Instead, general manager Mike Rizzo traded four young prospects -- some projected to be top major league prospects, but for now only have a resume of promise -- for a hard-throwing 26-year-old proven major league left-hander and former first-round pick whose best days are likely ahead of him and who is four years away from free agency.
Nats fans -- Mark Buehrle was a lump of coal.
Santa Rizzo instead has put Gio Gonzalez and his live arm under your tree.
And just like that, the Nationals have arguably the best combination of youth and talent in the first three spots of their pitching rotation in the National League East -- Gonzalez, Stephen Strasburg and Jordan Zimmermann.
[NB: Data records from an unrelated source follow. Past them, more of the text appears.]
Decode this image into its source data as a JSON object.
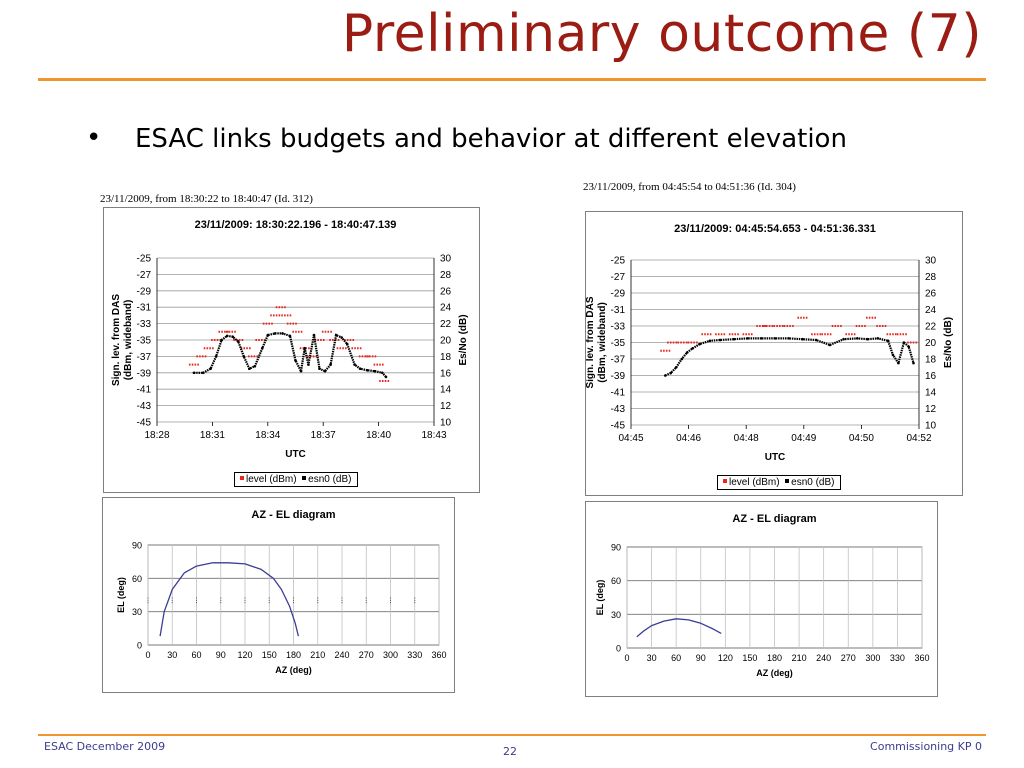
{
  "slide": {
    "title": "Preliminary outcome (7)",
    "bullet_marker": "•",
    "bullet_text": "ESAC links budgets and behavior at different elevation",
    "footer_left": "ESAC December 2009",
    "footer_center": "22",
    "footer_right": "Commissioning KP 0",
    "accent_color": "#f0962e",
    "title_color": "#9b1c12"
  },
  "captions": {
    "left": "23/11/2009, from 18:30:22 to 18:40:47 (Id. 312)",
    "right": "23/11/2009, from 04:45:54 to 04:51:36 (Id. 304)"
  },
  "chart_data": [
    {
      "type": "scatter",
      "title": "23/11/2009: 18:30:22.196 - 18:40:47.139",
      "xlabel": "UTC",
      "ylabel": [
        "Sign. lev. from DAS",
        "(dBm, wideband)"
      ],
      "y2label": "Es/No (dB)",
      "x_ticks": [
        "18:28",
        "18:31",
        "18:34",
        "18:37",
        "18:40",
        "18:43"
      ],
      "x_range_min": [
        28,
        43
      ],
      "ylim": [
        -45,
        -25
      ],
      "y_ticks": [
        -25,
        -27,
        -29,
        -31,
        -33,
        -35,
        -37,
        -39,
        -41,
        -43,
        -45
      ],
      "y2lim": [
        10,
        30
      ],
      "y2_ticks": [
        30,
        28,
        26,
        24,
        22,
        20,
        18,
        16,
        14,
        12,
        10
      ],
      "grid": true,
      "legend": [
        "level (dBm)",
        "esn0 (dB)"
      ],
      "legend_position": "bottom",
      "series": [
        {
          "name": "level (dBm)",
          "axis": "left",
          "color": "#e8281e",
          "style": "dash-marks",
          "x": [
            30.0,
            30.4,
            30.8,
            31.2,
            31.6,
            32.0,
            32.4,
            32.8,
            33.2,
            33.6,
            34.0,
            34.4,
            34.7,
            35.0,
            35.3,
            35.6,
            36.0,
            36.4,
            36.8,
            37.2,
            37.6,
            38.0,
            38.4,
            38.8,
            39.2,
            39.6,
            40.0,
            40.3
          ],
          "y": [
            -38,
            -37,
            -36,
            -35,
            -34,
            -34,
            -35,
            -36,
            -37,
            -35,
            -33,
            -32,
            -31,
            -32,
            -33,
            -34,
            -36,
            -37,
            -35,
            -34,
            -35,
            -36,
            -35,
            -36,
            -37,
            -37,
            -38,
            -40
          ]
        },
        {
          "name": "esn0 (dB)",
          "axis": "right",
          "color": "#000000",
          "style": "dots",
          "x": [
            30.0,
            30.5,
            30.9,
            31.2,
            31.5,
            31.8,
            32.1,
            32.4,
            32.7,
            33.0,
            33.3,
            33.7,
            34.0,
            34.4,
            34.8,
            35.2,
            35.5,
            35.8,
            36.0,
            36.2,
            36.5,
            36.8,
            37.1,
            37.4,
            37.7,
            38.0,
            38.3,
            38.7,
            39.0,
            39.4,
            39.8,
            40.2,
            40.4
          ],
          "y": [
            16,
            16,
            16.5,
            18,
            20,
            20.5,
            20.4,
            19.8,
            18,
            16.5,
            16.8,
            19,
            20.6,
            20.8,
            20.8,
            20.5,
            17.5,
            16.2,
            19,
            17,
            20.6,
            16.5,
            16.2,
            17,
            20.6,
            20.3,
            19.5,
            17,
            16.5,
            16.3,
            16.2,
            16,
            15.5
          ]
        }
      ]
    },
    {
      "type": "scatter",
      "title": "23/11/2009: 04:45:54.653 - 04:51:36.331",
      "xlabel": "UTC",
      "ylabel": [
        "Sign. lev. from DAS",
        "(dBm, wideband)"
      ],
      "y2label": "Es/No (dB)",
      "x_ticks": [
        "04:45",
        "04:46",
        "04:48",
        "04:49",
        "04:50",
        "04:52"
      ],
      "x_range_sec": [
        0,
        420
      ],
      "ylim": [
        -45,
        -25
      ],
      "y_ticks": [
        -25,
        -27,
        -29,
        -31,
        -33,
        -35,
        -37,
        -39,
        -41,
        -43,
        -45
      ],
      "y2lim": [
        10,
        30
      ],
      "y2_ticks": [
        30,
        28,
        26,
        24,
        22,
        20,
        18,
        16,
        14,
        12,
        10
      ],
      "grid": true,
      "legend": [
        "level (dBm)",
        "esn0 (dB)"
      ],
      "legend_position": "bottom",
      "series": [
        {
          "name": "level (dBm)",
          "axis": "left",
          "color": "#e8281e",
          "style": "dash-marks",
          "x": [
            50,
            60,
            75,
            90,
            110,
            130,
            150,
            170,
            190,
            200,
            215,
            230,
            250,
            270,
            285,
            300,
            320,
            335,
            350,
            365,
            380,
            395,
            410
          ],
          "y": [
            -36,
            -35,
            -35,
            -35,
            -34,
            -34,
            -34,
            -34,
            -33,
            -33,
            -33,
            -33,
            -32,
            -34,
            -34,
            -33,
            -34,
            -33,
            -32,
            -33,
            -34,
            -34,
            -35
          ]
        },
        {
          "name": "esn0 (dB)",
          "axis": "right",
          "color": "#000000",
          "style": "dots",
          "x": [
            50,
            58,
            66,
            74,
            82,
            90,
            100,
            115,
            130,
            150,
            170,
            190,
            210,
            230,
            250,
            270,
            290,
            310,
            330,
            345,
            360,
            375,
            382,
            390,
            398,
            405,
            412
          ],
          "y": [
            16,
            16.3,
            17,
            18,
            18.8,
            19.3,
            19.8,
            20.2,
            20.3,
            20.4,
            20.5,
            20.5,
            20.5,
            20.5,
            20.4,
            20.3,
            19.7,
            20.4,
            20.5,
            20.4,
            20.5,
            20.2,
            18.5,
            17.5,
            20,
            19.5,
            17.5
          ]
        }
      ]
    },
    {
      "type": "line",
      "title": "AZ - EL diagram",
      "xlabel": "AZ (deg)",
      "ylabel": "EL (deg)",
      "xlim": [
        0,
        360
      ],
      "x_ticks": [
        0,
        30,
        60,
        90,
        120,
        150,
        180,
        210,
        240,
        270,
        300,
        330,
        360
      ],
      "ylim": [
        0,
        90
      ],
      "y_ticks": [
        0,
        30,
        60,
        90
      ],
      "grid": true,
      "series": [
        {
          "name": "",
          "color": "#3c3c96",
          "x": [
            15,
            20,
            30,
            45,
            60,
            80,
            100,
            120,
            140,
            155,
            165,
            175,
            182,
            186
          ],
          "y": [
            8,
            30,
            50,
            65,
            71,
            74,
            74,
            73,
            68,
            60,
            50,
            35,
            20,
            8
          ]
        },
        {
          "name": "",
          "color": "#555555",
          "style": "dots",
          "x": [
            0,
            30,
            60,
            90,
            120,
            150,
            180,
            210,
            240,
            270,
            300,
            330
          ],
          "y": [
            40,
            40,
            40,
            40,
            40,
            40,
            40,
            40,
            40,
            40,
            40,
            40
          ]
        }
      ]
    },
    {
      "type": "line",
      "title": "AZ - EL diagram",
      "xlabel": "AZ (deg)",
      "ylabel": "EL (deg)",
      "xlim": [
        0,
        360
      ],
      "x_ticks": [
        0,
        30,
        60,
        90,
        120,
        150,
        180,
        210,
        240,
        270,
        300,
        330,
        360
      ],
      "ylim": [
        0,
        90
      ],
      "y_ticks": [
        0,
        30,
        60,
        90
      ],
      "grid": true,
      "series": [
        {
          "name": "",
          "color": "#3c3c96",
          "x": [
            12,
            20,
            30,
            45,
            60,
            75,
            90,
            105,
            115
          ],
          "y": [
            10,
            15,
            20,
            24,
            26,
            25,
            22,
            17,
            13
          ]
        }
      ]
    }
  ]
}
The Phillies, with Roy Halladay, Cliff Lee and Cole Hamels, are still the defending champions. But their combined age is 94. Strasburg, Zimmermann and Gonzalez add up to a total of 74 years and a long time headache for opposing NL hitters.
Gonzalez has bounced around, primarily because of his value. Drafted in the first round in 2005 by the Chicago White Sox, Gonzalez was traded that year, along with Aaron Rowand, to the Phillies for Jim Thome.
Baseball America ranked him as the Phillies No. 2 pitching prospect -- behind Hamels. But in 2006, he was dealt back to Chicago with Gavin Floyd for veteran starter Freddy Garcia.
Two years later, the top pitching prospect in the White Sox organization was traded to Oakland, along with fellow minor leaguers Fautino De Los Santos and Ryan Sweeney for Nick Swisher.
Gonzalez finally got his major league opportunity in Oakland and made the most of it, going 15-9 in 2010 and last year finishing with a 16-12 record, 3.12 ERA, 197 strikeouts and a place on the American League All-Star team.
He is the goods.
The Nationals traded four young players, some or all could be the goods -- pitchers Brad Peacock, A.J. Cole and Tom Milone and catcher Derek Norris.
It's a hefty price tag of potential -- particularly the highly touted Peacock and Cole. But prospects can serve several purposes -- to bring up to your squad or to deal someplace else for proven talent, particularly at a time when you are ready to compete.
It is a gutsy move by Rizzo because prospects also serve another purpose in baseball -- job security for general managers. The promise of a prospect becoming a major league player buys time for general managers.
Rizzo moved up the clock to now.
They will still try to work a deal for a center fielder, which should be a priority, because any plan for Jayson Werth to be the center fielder flies in the face of a team like the Nationals built on strong pitching -- pitching that just got a lot stronger.